Still, the film is a marvel of cinematic wizardry, and the visuals carry it to its end. The blue lights of the rainy Los Angeles and the orange fog that shrouds the ruins of Las Vegas all telegraph the evolving morality of the primary characters. The endless blocks of interchangeable gray tenements and the massive advertising holograms offer a nightmarish vision of what Los Angeles will eventually become. Closeups of eyeballs and small, handcrafted statuettes mimic the imagery of the first film. As with the original film, the costumes are simultaneously futuristic — such as the environmental suit of the grub-farmer in the opening scene — and elegant, like K’s high-mouthed turtleneck coat which would not seem outlandish in 2017. The score is minimalist, lo-fi pulsing that is suitably mood-altering, but the Noise of Something Important About To Happen that is used at least three times a scene eventually grows annoying.
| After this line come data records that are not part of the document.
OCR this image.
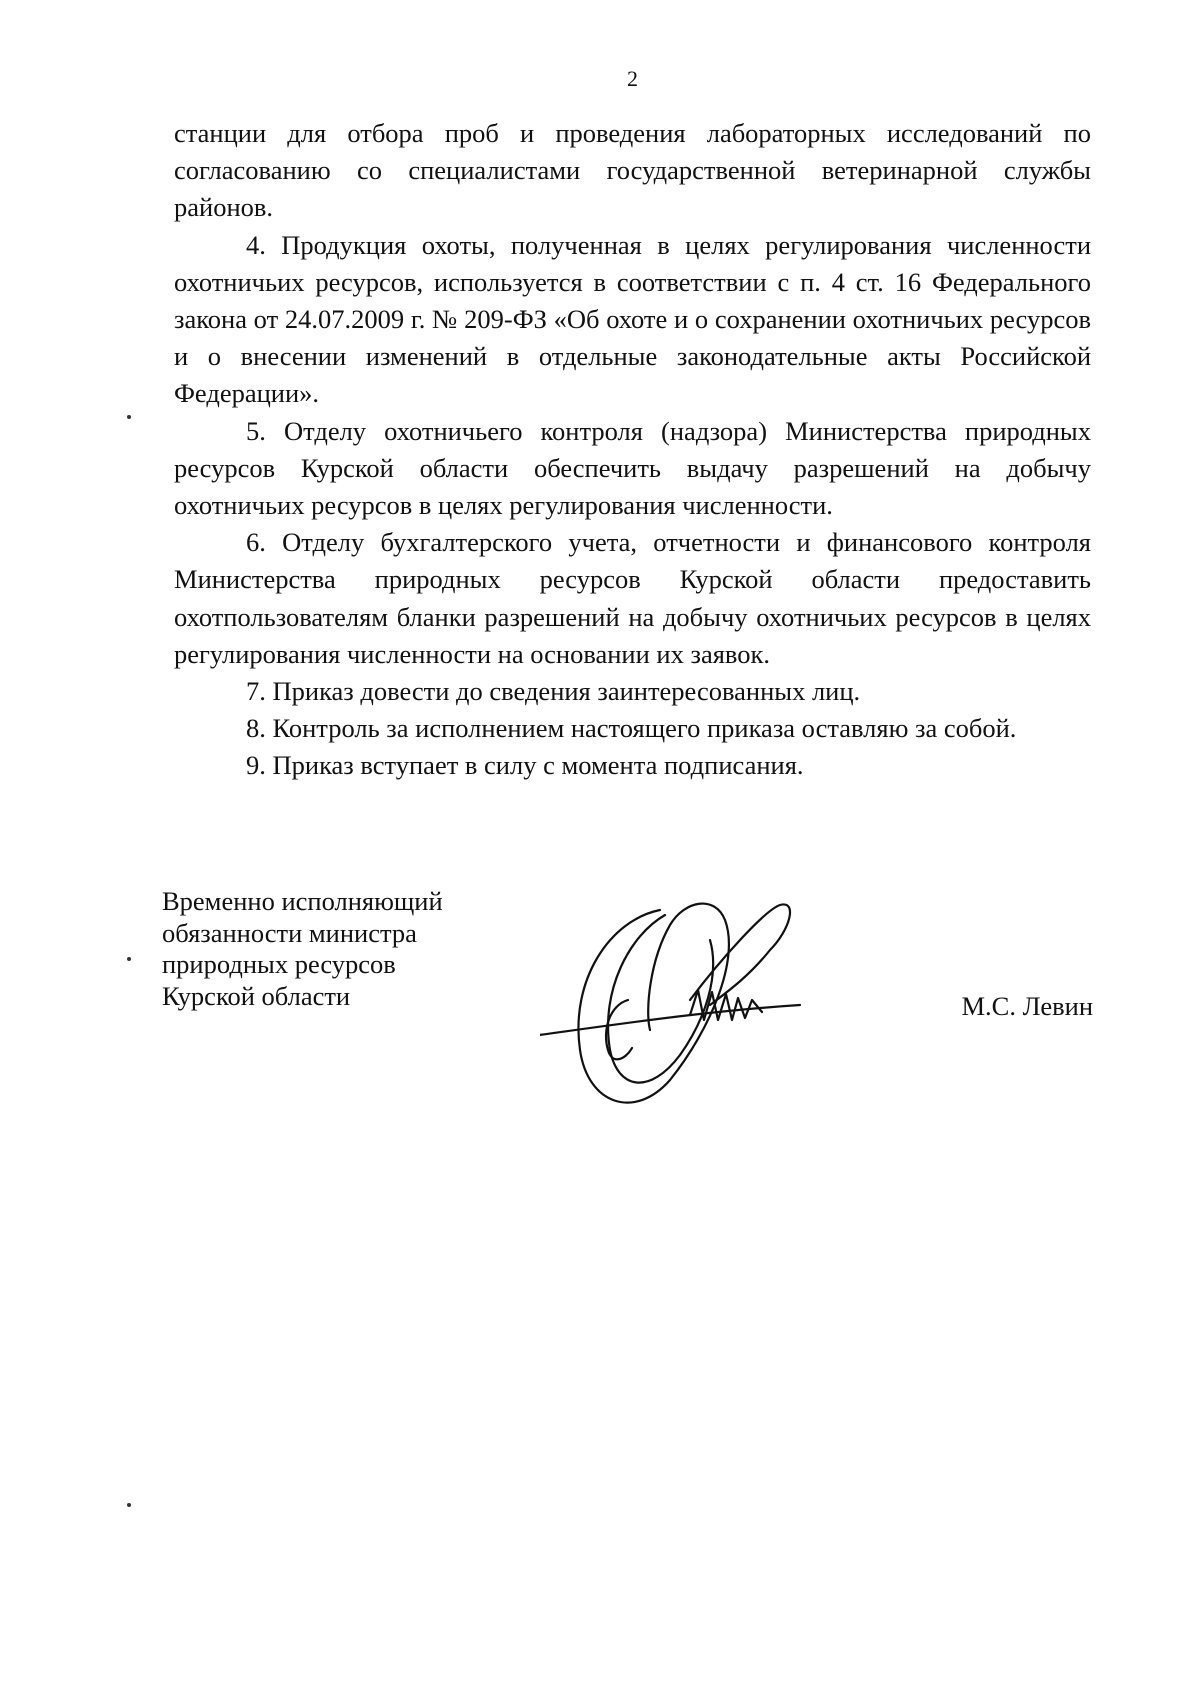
2

станции для отбора проб и проведения лабораторных исследований по согласованию со специалистами государственной ветеринарной службы районов.

4. Продукция охоты, полученная в целях регулирования численности охотничьих ресурсов, используется в соответствии с п. 4 ст. 16 Федерального закона от 24.07.2009 г. № 209-ФЗ «Об охоте и о сохранении охотничьих ресурсов и о внесении изменений в отдельные законодательные акты Российской Федерации».

5. Отделу охотничьего контроля (надзора) Министерства природных ресурсов Курской области обеспечить выдачу разрешений на добычу охотничьих ресурсов в целях регулирования численности.

6. Отделу бухгалтерского учета, отчетности и финансового контроля Министерства природных ресурсов Курской области предоставить охотпользователям бланки разрешений на добычу охотничьих ресурсов в целях регулирования численности на основании их заявок.

7. Приказ довести до сведения заинтересованных лиц.

8. Контроль за исполнением настоящего приказа оставляю за собой.

9. Приказ вступает в силу с момента подписания.

Временно исполняющий
обязанности министра
природных ресурсов
Курской области	М.С. Левин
The great sin of Blade Runner 2049 is that it tries to do too many things at once. It wants to pay homage to the original movie in its imagery, its characters and its story. It wants to create a new, standalone audio-visual spectacle that defines our current age and crises. It wants to spark a revolution where the workers overthrow the exploiters. It wants to make us re-think our increasingly symbiotic relationship with technology. Perhaps least forgivably, it wants to create a new bankable cinematic universe where an endless number of sequels are required to explain a complex, densely-layered overarching narrative while simultaneously making Sony lots of money. If it only wanted to do one or two or even three of these things, we would have an iconic sequel to a classic movie. Instead, despite its eye-dazzling doomscapes and moody noir atmospherics,  Blade Runner 2049 feels cluttered and overlong, never quite achieving artistic parity with its predecessor.